Ce verdict atterrant témoigne de l’incapacité de la justice française à prendre en compte les récits des victimes de viols. Oui les viols brisent les femmes. Oui les viols provoquent des traumatismes durables si rien n’est fait. Oui ils provoquent des tentatives de suicide. Oui la parole des victimes est tronquée, parfois incohérente, hésitante, apeurée. Oui les victimes ne veulent pas de nouveau être confrontées aux violeurs tentant de se protéger ainsi de réminiscences mortifères. Toutes « modalités » totalement incompatibles avec la reconnaissance d’une parole aux Assises.

Et alors ? Dans le pays des Droits de l’Homme va-t-on encore continuer longtemps à se boucher les yeux, le nez et les oreilles devant 75 000 femmes violées par an ? Va-t-on encore longtemps refuser d’entamer des campagnes pérennes d’éducation auprès de l’opinion publique puisqu’il s’agit ici de jurés populaires.

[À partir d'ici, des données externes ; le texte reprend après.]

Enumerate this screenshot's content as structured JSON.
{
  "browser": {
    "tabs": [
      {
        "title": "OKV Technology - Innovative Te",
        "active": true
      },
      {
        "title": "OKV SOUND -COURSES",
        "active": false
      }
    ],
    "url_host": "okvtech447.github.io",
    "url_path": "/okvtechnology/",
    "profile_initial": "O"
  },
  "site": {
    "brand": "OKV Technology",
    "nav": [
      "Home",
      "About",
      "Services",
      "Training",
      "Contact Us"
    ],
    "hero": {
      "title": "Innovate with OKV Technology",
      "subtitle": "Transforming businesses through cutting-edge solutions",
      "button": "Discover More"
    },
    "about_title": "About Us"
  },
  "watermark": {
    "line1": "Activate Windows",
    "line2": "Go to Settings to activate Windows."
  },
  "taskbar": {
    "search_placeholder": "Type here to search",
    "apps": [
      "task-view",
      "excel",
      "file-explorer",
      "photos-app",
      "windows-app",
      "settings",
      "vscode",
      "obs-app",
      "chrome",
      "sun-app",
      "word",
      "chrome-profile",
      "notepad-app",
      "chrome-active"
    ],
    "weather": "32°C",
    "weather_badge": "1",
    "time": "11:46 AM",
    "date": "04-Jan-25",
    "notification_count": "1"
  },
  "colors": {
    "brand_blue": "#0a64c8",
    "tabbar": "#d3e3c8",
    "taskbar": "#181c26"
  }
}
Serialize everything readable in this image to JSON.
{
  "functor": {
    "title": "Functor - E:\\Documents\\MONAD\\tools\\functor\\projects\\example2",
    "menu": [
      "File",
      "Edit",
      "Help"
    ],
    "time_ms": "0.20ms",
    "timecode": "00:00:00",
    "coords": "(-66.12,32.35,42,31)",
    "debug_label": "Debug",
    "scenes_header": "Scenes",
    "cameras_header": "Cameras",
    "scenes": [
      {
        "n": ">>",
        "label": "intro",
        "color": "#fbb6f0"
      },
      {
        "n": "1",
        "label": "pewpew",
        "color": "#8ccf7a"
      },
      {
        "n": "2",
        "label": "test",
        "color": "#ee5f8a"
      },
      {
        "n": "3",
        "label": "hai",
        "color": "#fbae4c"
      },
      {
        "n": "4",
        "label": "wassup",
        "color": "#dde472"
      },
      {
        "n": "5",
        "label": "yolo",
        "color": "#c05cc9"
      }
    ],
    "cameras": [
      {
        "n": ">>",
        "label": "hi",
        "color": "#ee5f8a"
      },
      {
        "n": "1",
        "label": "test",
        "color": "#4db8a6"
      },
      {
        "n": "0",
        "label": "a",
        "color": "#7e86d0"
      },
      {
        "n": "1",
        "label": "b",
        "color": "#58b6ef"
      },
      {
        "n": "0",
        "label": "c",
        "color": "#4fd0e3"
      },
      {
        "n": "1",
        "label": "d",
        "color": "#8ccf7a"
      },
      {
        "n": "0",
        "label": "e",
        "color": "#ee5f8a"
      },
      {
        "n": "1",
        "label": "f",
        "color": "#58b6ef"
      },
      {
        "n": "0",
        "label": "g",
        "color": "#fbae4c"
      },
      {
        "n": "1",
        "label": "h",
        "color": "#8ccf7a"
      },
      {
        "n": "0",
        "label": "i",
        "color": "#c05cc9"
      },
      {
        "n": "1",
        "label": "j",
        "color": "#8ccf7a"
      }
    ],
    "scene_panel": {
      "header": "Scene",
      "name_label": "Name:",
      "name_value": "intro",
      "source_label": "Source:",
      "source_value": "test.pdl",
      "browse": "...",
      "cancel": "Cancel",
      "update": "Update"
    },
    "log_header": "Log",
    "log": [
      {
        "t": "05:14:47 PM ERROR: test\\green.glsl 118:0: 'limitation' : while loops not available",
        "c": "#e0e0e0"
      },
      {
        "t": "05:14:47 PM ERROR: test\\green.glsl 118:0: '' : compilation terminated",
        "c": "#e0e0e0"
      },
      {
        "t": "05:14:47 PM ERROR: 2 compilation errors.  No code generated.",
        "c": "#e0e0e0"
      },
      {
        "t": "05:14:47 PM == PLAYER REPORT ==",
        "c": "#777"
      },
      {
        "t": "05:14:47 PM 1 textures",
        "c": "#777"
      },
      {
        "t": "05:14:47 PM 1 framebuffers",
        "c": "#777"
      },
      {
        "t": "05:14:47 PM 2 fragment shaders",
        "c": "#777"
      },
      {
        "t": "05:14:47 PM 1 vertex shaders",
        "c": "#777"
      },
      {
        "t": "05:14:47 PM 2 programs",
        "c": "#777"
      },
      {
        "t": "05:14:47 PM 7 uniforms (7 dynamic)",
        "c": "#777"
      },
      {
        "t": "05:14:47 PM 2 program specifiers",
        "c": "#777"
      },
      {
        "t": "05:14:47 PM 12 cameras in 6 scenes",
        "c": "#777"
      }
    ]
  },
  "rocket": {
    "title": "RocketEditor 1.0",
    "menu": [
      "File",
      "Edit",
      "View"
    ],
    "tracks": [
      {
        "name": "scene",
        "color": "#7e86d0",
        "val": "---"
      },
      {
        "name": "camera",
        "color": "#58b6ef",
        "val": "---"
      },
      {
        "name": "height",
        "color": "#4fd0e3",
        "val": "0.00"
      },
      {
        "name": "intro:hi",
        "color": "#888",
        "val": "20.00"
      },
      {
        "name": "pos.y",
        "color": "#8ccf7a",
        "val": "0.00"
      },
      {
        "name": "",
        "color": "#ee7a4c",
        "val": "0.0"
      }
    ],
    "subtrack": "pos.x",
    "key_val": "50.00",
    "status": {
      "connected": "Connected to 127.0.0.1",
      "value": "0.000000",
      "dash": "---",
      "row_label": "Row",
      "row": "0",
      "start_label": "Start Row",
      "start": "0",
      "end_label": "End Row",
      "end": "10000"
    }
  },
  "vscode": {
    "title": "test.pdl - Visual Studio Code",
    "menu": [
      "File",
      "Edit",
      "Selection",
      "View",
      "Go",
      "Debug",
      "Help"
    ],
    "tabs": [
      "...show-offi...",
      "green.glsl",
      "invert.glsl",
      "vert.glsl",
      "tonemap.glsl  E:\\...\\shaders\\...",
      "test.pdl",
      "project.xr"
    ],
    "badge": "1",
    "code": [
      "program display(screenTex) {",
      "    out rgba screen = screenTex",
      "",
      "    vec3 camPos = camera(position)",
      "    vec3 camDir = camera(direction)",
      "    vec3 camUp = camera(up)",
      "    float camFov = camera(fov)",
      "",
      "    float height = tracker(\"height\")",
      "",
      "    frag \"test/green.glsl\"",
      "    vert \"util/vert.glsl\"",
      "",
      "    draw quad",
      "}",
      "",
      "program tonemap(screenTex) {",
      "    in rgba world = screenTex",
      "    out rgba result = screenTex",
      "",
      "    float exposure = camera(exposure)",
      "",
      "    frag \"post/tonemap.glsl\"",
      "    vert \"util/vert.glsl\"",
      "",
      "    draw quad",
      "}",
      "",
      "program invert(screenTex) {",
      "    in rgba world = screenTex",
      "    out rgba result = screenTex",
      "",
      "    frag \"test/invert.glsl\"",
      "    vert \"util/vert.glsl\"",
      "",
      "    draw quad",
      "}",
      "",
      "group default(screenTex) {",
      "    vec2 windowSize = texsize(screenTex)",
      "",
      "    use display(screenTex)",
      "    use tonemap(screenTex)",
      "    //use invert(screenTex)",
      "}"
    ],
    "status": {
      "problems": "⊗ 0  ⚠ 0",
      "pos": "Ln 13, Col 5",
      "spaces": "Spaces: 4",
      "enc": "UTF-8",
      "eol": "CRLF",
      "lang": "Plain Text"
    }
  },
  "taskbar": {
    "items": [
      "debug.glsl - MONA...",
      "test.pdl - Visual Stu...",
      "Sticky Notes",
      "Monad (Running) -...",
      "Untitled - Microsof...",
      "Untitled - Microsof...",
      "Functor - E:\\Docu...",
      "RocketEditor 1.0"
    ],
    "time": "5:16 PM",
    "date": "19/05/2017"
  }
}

Va-ton encore longtemps proclamer, comme cela a été le cas lors du vote de la loi du 9 juillet 2010 sur les violences, que la formation des personnels coûte trop cher ?

Va t-on encore enfin longtemps tergiverser avant de se doter, comme l’a fait l’Espagne en 2004, d’une loi cadre contre les violences faites aux femmes qui propose une appréhension globale de ces violences. ?

Le Collectif national pour les Droits des Femmes organisera toutes les ripostes qu’il juge nécessaires après ce verdict.
http://www.collectifdroitsdesfemmes.org ... article365

Viols collectifs aux Assises de Créteil

Un jugement écœurant et révoltant !



RASSEMBLEMENT
lundi 15 octobre - 18h30
Devant le Ministère de la Justice - Place Vendôme – Métro Tuileries



Une fois de plus, justice n’aura pas été rendue ; une fois de plus, des victimes de viols, Nina et Stéphanie, n’auront pas été entendues, n’auront pas eu justice ; une fois de plus, des viols resteront impunis et des violeurs confortés dans leur haine des femmes.


Ce verdict scandaleux, après une enquête bâclée, est particulièrement grave.

Il renvoie les victimes au silence et au refus de porter plainte puisque ça ne sert à rien ! 10 % des victimes de viol portent plainte, 2 % des violeurs sont condamnés !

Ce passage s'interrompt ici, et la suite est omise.